This book, y’all. Razorblade Tears broke my heart and kept me on the edge of my seat in equal measures. It’s a superb piece of crime fiction with powerful messages about racism, sexuality, and accepting your loved ones for who they are, no matter how different they might be, before you run out of chances. It’s about vengeance and justice and learning that you can still grow even when you’ve been set in your ways for longer than you can remember. It’s about family, both that which you’re born into and that which you build for yourself along the way. It’s about grief and how, sometimes, you don’t even feel like you deserve to feel it. Above all, this is a story that felt honest and real and true at its core, despite being a work of fiction.
“Tears ran from his eyes and stung his cheeks. Tears for his son. Tears for his wife. Tears for the little girl they had to raise.
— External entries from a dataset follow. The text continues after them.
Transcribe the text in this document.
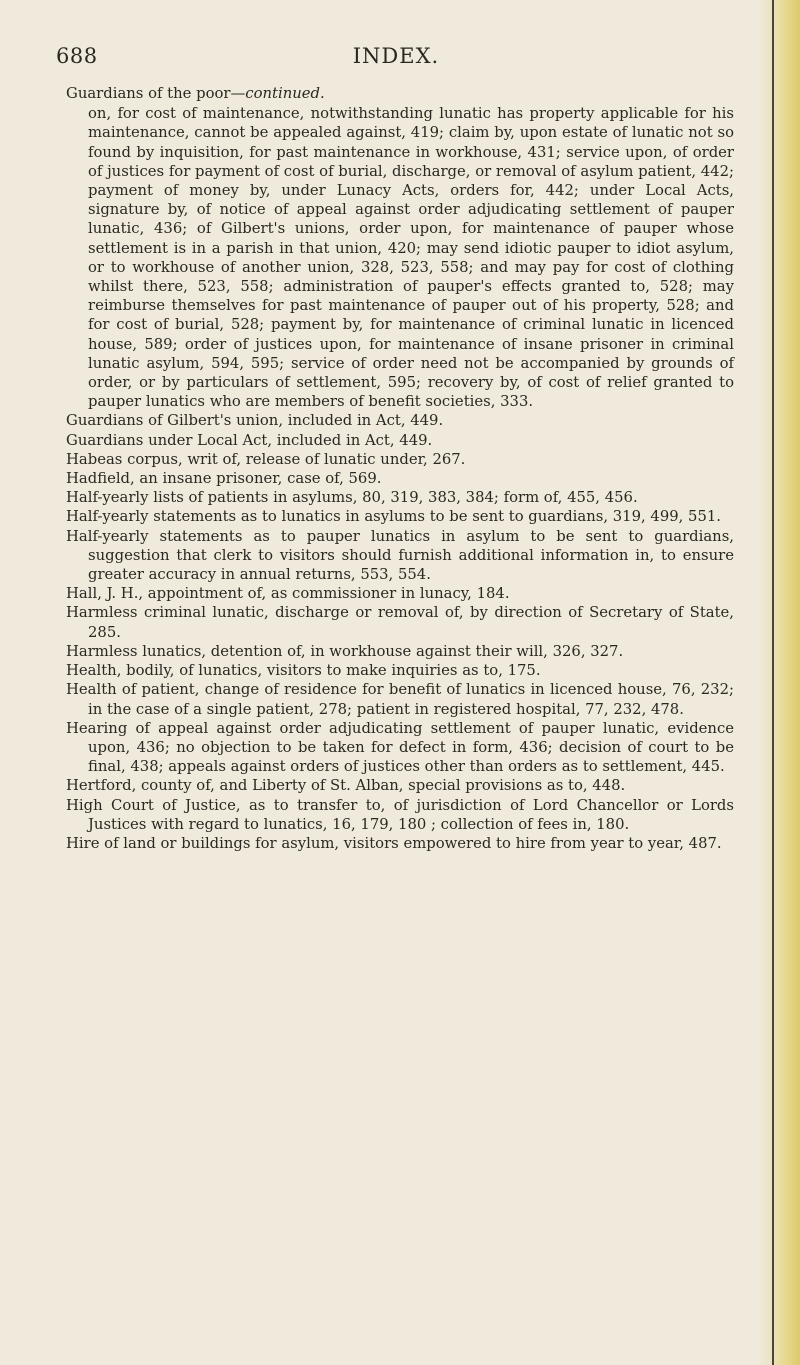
688	INDEX.

Guardians of the poor—continued.

on, for cost of maintenance, notwithstanding lunatic has property applicable for his maintenance, cannot be appealed against, 419; claim by, upon estate of lunatic not so found by inquisition, for past maintenance in workhouse, 431; service upon, of order of justices for payment of cost of burial, discharge, or removal of asylum patient, 442; payment of money by, under Lunacy Acts, orders for, 442; under Local Acts, signature by, of notice of appeal against order adjudicating settlement of pauper lunatic, 436; of Gilbert's unions, order upon, for maintenance of pauper whose settlement is in a parish in that union, 420; may send idiotic pauper to idiot asylum, or to workhouse of another union, 328, 523, 558; and may pay for cost of clothing whilst there, 523, 558; administration of pauper's effects granted to, 528; may reimburse themselves for past maintenance of pauper out of his property, 528; and for cost of burial, 528; payment by, for maintenance of criminal lunatic in licenced house, 589; order of justices upon, for maintenance of insane prisoner in criminal lunatic asylum, 594, 595; service of order need not be accompanied by grounds of order, or by particulars of settlement, 595; recovery by, of cost of relief granted to pauper lunatics who are members of benefit societies, 333.

Guardians of Gilbert's union, included in Act, 449.

Guardians under Local Act, included in Act, 449.

Habeas corpus, writ of, release of lunatic under, 267.

Hadfield, an insane prisoner, case of, 569.

Half-yearly lists of patients in asylums, 80, 319, 383, 384; form of, 455, 456.

Half-yearly statements as to lunatics in asylums to be sent to guardians, 319, 499, 551.

Half-yearly statements as to pauper lunatics in asylum to be sent to guardians, suggestion that clerk to visitors should furnish additional information in, to ensure greater accuracy in annual returns, 553, 554.

Hall, J. H., appointment of, as commissioner in lunacy, 184.

Harmless criminal lunatic, discharge or removal of, by direction of Secretary of State, 285.

Harmless lunatics, detention of, in workhouse against their will, 326, 327.

Health, bodily, of lunatics, visitors to make inquiries as to, 175.

Health of patient, change of residence for benefit of lunatics in licenced house, 76, 232; in the case of a single patient, 278; patient in registered hospital, 77, 232, 478.

Hearing of appeal against order adjudicating settlement of pauper lunatic, evidence upon, 436; no objection to be taken for defect in form, 436; decision of court to be final, 438; appeals against orders of justices other than orders as to settlement, 445.

Hertford, county of, and Liberty of St. Alban, special provisions as to, 448.

High Court of Justice, as to transfer to, of jurisdiction of Lord Chancellor or Lords Justices with regard to lunatics, 16, 179, 180 ; collection of fees in, 180.

Hire of land or buildings for asylum, visitors empowered to hire from year to year, 487.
Tears for who they were and what they all had lost. Each drop felt like it was slicing his face open like a razorblade.”
This is the story of Ike and Buddy Lee, two men who on the surface couldn’t seem more different. Ike is a middle-class small business owner, married with a lovely house in the suburbs. Buddy Lee is “between jobs,” living in a rundown trailer and subsisting mainly on alcohol. Ike is black, and Buddy Lee is redneck white. They have two things in common: both are ex-cons, and their sons Isiah and Derek are married to each other. Neither man accepts their son’s sexuality, and both have a very strained relationship with their child until the unthinkable happens. Both young men are brutally murdered in their home, leaving behind a three-year-old daughter, unanswered questions, and bitter, regretful grief in their fathers. The book opens at their funeral, which marks the first time Ike and Buddy Lee have ever spoken. Both are deeply regretful of how they had treated their sons, and both are filled with fury over the murder. When the cops have pretty much let the case go cold after a couple of months, Buddy Lee and Ike take the solving of the murder and avenging their sons’ deaths into their own hands.
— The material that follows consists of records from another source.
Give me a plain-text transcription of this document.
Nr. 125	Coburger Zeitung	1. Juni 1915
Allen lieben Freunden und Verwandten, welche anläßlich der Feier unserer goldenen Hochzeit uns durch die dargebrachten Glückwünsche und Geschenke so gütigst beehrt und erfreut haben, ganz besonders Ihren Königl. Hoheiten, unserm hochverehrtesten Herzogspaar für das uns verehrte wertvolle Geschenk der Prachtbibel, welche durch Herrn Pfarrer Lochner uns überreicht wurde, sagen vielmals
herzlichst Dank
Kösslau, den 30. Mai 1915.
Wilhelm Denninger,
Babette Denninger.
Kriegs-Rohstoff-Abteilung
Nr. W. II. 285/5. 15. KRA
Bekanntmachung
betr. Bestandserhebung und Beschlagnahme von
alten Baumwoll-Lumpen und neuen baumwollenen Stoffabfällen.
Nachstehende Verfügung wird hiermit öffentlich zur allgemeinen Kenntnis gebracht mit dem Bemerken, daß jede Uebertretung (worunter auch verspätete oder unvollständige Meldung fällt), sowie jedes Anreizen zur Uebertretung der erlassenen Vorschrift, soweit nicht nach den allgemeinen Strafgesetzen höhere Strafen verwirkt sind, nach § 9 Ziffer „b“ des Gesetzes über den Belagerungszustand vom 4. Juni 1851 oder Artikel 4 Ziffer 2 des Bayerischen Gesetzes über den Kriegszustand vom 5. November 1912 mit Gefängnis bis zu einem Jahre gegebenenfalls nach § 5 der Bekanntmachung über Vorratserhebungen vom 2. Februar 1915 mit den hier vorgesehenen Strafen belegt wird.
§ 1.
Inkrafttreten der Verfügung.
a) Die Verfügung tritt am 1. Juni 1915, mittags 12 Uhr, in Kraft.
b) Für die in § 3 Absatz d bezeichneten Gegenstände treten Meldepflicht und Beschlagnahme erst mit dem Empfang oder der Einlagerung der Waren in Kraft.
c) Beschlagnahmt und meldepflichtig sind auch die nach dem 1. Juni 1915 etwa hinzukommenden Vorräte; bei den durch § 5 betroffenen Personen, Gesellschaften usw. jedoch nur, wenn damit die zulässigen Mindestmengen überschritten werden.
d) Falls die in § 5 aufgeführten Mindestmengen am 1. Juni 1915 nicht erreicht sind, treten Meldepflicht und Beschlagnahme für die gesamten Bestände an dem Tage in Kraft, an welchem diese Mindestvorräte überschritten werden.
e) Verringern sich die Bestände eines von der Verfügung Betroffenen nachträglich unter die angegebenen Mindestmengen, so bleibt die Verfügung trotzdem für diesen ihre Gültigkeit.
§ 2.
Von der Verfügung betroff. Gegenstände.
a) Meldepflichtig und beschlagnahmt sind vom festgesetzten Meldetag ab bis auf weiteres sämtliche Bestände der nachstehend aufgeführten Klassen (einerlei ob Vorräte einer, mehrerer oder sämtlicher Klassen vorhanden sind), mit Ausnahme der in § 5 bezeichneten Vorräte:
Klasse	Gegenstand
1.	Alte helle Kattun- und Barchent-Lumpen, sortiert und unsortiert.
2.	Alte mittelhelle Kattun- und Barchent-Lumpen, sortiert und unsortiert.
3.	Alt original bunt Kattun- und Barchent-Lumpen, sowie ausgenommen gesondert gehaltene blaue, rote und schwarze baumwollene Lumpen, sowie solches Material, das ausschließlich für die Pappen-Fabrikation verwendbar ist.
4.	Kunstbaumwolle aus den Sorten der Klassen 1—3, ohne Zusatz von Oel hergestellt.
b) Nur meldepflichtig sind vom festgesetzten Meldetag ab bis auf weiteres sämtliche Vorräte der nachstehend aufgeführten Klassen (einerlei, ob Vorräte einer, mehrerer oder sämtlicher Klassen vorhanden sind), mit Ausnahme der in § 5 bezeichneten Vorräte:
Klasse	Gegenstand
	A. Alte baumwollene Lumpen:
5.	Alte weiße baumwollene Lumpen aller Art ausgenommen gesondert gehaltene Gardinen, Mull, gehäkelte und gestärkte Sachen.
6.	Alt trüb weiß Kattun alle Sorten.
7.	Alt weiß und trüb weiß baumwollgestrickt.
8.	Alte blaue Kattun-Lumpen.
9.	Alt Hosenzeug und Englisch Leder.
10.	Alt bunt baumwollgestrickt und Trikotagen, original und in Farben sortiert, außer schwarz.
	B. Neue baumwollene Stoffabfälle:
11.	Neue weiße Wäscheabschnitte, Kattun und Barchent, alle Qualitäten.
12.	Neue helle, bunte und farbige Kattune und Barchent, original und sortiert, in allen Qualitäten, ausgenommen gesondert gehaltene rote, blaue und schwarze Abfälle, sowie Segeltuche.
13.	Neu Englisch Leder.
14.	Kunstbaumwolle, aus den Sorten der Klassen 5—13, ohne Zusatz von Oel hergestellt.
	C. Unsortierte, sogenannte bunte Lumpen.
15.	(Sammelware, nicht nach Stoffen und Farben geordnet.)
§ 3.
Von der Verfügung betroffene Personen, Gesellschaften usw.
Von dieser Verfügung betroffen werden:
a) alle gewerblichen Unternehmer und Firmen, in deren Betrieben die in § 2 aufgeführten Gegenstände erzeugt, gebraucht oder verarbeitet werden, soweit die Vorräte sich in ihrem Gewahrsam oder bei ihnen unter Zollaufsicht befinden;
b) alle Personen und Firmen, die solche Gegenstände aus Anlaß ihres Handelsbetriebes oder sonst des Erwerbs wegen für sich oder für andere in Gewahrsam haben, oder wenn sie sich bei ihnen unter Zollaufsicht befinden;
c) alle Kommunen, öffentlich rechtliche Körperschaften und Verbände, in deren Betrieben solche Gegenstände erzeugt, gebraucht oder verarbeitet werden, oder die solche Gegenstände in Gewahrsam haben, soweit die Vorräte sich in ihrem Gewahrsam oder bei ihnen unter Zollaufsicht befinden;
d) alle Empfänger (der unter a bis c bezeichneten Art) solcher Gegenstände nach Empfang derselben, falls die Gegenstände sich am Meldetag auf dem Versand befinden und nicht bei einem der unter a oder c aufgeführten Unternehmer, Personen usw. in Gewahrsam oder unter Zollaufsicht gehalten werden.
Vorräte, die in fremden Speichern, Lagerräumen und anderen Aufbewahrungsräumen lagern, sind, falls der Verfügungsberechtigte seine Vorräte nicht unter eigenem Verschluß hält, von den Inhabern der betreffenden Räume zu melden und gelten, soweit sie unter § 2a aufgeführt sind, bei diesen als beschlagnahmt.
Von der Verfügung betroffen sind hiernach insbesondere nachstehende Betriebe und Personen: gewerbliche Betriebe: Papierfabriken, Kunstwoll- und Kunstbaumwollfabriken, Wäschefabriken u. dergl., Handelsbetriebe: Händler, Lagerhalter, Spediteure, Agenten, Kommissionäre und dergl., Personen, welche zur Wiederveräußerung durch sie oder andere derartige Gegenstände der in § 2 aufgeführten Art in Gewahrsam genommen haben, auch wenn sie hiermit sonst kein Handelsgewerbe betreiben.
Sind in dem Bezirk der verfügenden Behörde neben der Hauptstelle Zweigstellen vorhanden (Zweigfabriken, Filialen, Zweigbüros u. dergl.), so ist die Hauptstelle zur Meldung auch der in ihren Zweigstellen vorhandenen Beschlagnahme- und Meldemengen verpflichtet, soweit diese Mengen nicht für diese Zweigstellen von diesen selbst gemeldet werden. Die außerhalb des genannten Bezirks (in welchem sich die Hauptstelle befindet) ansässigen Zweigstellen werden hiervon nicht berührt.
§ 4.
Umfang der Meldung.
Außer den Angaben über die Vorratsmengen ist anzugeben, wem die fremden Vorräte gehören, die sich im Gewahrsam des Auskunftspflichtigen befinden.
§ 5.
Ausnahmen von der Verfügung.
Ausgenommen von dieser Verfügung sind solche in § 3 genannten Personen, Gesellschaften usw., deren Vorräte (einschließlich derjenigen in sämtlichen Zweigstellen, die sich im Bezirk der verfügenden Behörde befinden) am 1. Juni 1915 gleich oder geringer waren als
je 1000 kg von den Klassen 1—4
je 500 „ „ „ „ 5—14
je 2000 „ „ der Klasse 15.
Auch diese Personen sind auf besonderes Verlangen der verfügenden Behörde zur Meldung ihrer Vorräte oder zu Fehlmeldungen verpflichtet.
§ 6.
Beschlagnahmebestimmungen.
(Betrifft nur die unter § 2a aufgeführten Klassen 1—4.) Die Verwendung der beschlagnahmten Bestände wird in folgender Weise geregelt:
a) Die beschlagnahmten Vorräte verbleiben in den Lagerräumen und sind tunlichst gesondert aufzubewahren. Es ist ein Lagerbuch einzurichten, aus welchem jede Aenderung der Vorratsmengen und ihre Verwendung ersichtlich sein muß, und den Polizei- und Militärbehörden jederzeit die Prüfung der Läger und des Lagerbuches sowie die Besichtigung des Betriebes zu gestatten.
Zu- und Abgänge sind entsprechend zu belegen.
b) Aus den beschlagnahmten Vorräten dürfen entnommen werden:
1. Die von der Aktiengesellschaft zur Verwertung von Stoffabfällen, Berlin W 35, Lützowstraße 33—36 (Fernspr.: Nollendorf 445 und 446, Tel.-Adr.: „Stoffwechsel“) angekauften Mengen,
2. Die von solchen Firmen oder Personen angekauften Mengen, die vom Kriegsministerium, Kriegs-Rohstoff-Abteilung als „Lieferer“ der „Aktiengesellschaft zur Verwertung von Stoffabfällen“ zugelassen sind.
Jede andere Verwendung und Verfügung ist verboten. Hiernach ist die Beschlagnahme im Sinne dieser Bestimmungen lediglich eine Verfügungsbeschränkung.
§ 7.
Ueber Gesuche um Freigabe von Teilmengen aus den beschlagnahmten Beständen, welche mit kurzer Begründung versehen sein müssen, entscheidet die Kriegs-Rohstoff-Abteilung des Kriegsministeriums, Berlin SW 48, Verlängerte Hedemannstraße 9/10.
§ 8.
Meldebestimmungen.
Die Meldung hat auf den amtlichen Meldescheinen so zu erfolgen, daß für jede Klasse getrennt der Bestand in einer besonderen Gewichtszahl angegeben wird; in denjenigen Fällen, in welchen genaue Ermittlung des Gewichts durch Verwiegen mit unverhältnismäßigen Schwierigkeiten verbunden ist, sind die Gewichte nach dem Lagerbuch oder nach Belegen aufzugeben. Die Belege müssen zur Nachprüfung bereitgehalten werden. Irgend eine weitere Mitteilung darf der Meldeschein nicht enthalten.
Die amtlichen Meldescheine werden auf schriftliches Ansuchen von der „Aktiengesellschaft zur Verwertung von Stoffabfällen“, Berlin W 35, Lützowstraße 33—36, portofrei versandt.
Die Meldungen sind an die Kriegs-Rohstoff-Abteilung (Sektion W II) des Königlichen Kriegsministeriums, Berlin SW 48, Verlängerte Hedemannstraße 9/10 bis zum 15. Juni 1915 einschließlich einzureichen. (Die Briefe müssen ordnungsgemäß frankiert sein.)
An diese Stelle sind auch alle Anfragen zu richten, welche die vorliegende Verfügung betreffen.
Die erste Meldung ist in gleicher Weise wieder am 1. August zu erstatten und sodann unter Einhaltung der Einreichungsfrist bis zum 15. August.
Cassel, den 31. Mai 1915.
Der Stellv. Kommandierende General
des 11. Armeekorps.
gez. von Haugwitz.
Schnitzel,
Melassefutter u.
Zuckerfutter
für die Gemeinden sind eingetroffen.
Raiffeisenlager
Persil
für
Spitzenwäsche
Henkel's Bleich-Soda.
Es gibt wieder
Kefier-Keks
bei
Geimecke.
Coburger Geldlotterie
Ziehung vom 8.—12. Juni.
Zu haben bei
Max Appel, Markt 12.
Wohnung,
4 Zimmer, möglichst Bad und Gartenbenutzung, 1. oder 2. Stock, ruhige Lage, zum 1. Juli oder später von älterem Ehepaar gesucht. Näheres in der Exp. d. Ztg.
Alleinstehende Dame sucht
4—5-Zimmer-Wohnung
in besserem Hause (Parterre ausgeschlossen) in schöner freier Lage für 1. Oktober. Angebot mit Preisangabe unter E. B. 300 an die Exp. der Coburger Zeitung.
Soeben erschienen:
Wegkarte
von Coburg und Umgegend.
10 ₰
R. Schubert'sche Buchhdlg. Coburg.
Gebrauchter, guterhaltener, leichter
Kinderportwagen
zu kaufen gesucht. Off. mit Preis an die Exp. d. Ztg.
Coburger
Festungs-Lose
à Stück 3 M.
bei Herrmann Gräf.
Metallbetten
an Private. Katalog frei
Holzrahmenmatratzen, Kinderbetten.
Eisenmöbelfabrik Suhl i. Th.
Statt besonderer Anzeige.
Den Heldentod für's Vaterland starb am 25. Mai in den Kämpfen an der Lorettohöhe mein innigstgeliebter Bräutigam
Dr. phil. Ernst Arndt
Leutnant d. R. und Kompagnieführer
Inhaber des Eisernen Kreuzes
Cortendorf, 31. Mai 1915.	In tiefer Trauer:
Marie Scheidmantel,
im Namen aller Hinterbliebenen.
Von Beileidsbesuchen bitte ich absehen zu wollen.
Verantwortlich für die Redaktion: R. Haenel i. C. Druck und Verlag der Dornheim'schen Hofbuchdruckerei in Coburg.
“It didn’t seem fair for a man to morn someone, abundantly, that he had loved, so miserly.”
Cosby’s work has been classified as violent Southern noir, and that feels exactly right. It captures the feel of the American South superbly, balancing the good and the bad without making us a caricature of ourselves. Razorblade Tears was gritty and dark but ultimately redemptive. The growth of Ike and Buddy Lee over the course of the novel was beautiful to watch. The ways in which they came to terms with their own failings as fathers, and their deep desire to find some way to show the boys that they loved them and accepted them and would have gone to any lengths to apologize for how they treated them in life, was profoundly moving. I also really loved how their relationship shifted from a grudging partnership to a genuine friendship over the course of the novel.
“Folks like to talk about revenge like it’s a righteous thing but it’s just hate in a nicer suit…”
The characters and their inner struggles were absolutely my favorite element of the novel. However, there wasn’t a single way in which Cosby fumbled this book. The aforementioned setting was well handled. The mystery element was expertly balanced, managing to be both impossible to guess and totally sensible once revealed. We learned at the same rate as the main characters, which I loved. The explorations of racism, sexuality, and homophobia were beautifully multifaceted. The external conflicts, between Ike and Buddy Lee and those who had been involved in the murders of their sons, were believable brutal. The prose was poetic when it needed to be, and disappeared into the narrative when that best served the plot. And the pacing was perfect for the story.
“The tears came again. They poured from his eyes and ran over his cheeks. Flowed down to the stubble of his chin.
This time did didn’t feel so much like razorblades. They felt like the long-awaited answer to a mournful prayer for rain.”
Razorblade Tears is such a powerful story, and it’s exceptionally well told. It’s moving, thought-provoking, and propulsive, which is a difficult balance to strike. Honestly, there’s nothing about it that I would change. Sensitive readers should be aware of the graphic violence, and might need to pass on this. But if you have a strong stomach and want to be challenged while also experiencing a story that is almost impossible to put down, you should definitely read Razorblade Tears.